The design framework says that 'joint working between PCNs and secondary care will be crucial to ensure effective patient care in and out of hospital.'

NHS England expects PCNs to work together to 'drive improvement', however it says that ICSs will need to consider the support that clinical directors, as well as primary care as a whole, will need if it is to be able to do this.

Are there any concerns about the plans for general practice?

The BMA has questioned whether now is the right time for the government to be embarking on sweeping changes to the structure of the NHS given that the pandemic is ongoing and the health service is facing a huge backlog of care.

The government, on the other hand, believes that the changes are 'a critical part of the recovery process from the pandemic', according to its white paper.

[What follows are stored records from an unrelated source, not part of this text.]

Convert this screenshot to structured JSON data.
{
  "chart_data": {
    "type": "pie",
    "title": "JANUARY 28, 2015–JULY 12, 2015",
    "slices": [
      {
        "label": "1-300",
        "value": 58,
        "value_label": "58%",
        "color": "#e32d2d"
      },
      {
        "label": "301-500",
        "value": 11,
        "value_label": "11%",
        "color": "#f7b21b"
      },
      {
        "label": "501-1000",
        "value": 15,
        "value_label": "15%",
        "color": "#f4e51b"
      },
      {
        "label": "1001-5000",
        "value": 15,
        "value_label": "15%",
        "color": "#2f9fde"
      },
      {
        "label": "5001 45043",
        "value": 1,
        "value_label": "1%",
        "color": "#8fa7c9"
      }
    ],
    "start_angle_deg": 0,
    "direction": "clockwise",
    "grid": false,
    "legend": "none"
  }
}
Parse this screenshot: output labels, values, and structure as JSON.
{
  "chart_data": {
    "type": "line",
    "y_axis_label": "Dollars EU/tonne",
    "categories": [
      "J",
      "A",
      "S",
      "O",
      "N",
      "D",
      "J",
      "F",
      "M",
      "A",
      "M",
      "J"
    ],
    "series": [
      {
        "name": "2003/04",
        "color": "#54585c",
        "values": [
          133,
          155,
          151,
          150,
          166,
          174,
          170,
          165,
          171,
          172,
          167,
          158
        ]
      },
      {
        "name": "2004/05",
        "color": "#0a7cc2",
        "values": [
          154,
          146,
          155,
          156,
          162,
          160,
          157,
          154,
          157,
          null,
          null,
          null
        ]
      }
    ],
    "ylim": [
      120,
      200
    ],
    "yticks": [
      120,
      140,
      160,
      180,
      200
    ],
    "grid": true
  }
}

The BMA has also said that, while it welcomes the bill's plan to remove enforced competition, the changes do not go far enough. It would like to see the NHS guaranteed as the default option for all NHS contracts, which should only go out to tender if that is not possible.

Meanwhile, the RCGP has warned that general practice must be the 'foundation of any successful ICS' and that GPs need a strong voice within the systems as they take over responsibility for commissioning from CCGs. 

A key concern relates to funding and whether budgets across a system could be pooled at some point in the future. The NHS Confederation has warned that general practice needs a guarantee of ring-fenced funding beyond 2024, when the current five-year GP contract ends, because of concerns that cash could be stripped from primary care.

A report from the confederation said that proposals to move commissioning to ICS level were leading to ‘apprehension regarding future funding for primary care’. Having just one primary care representative on integrated care boards also risked the ‘acute voice and financial demands dominating the agenda’, the report added, warnning that funding could be taken away from primary care.

The BMA has also cautioned that there needs to be ‘transparency over spending decisions’.

There are also real concerns that there is still no proper plan – or sign of one – for social care, or for how the NHS is going to address chronic workforce shortages across the service.

Health Education England this week reported a record breaking year for the GP trainee intake for the fourth year in a row, but the overall GP workforce remains in decline - with 10% fewer fully-qualified, full-time equivalent GPs now compared with five years ago.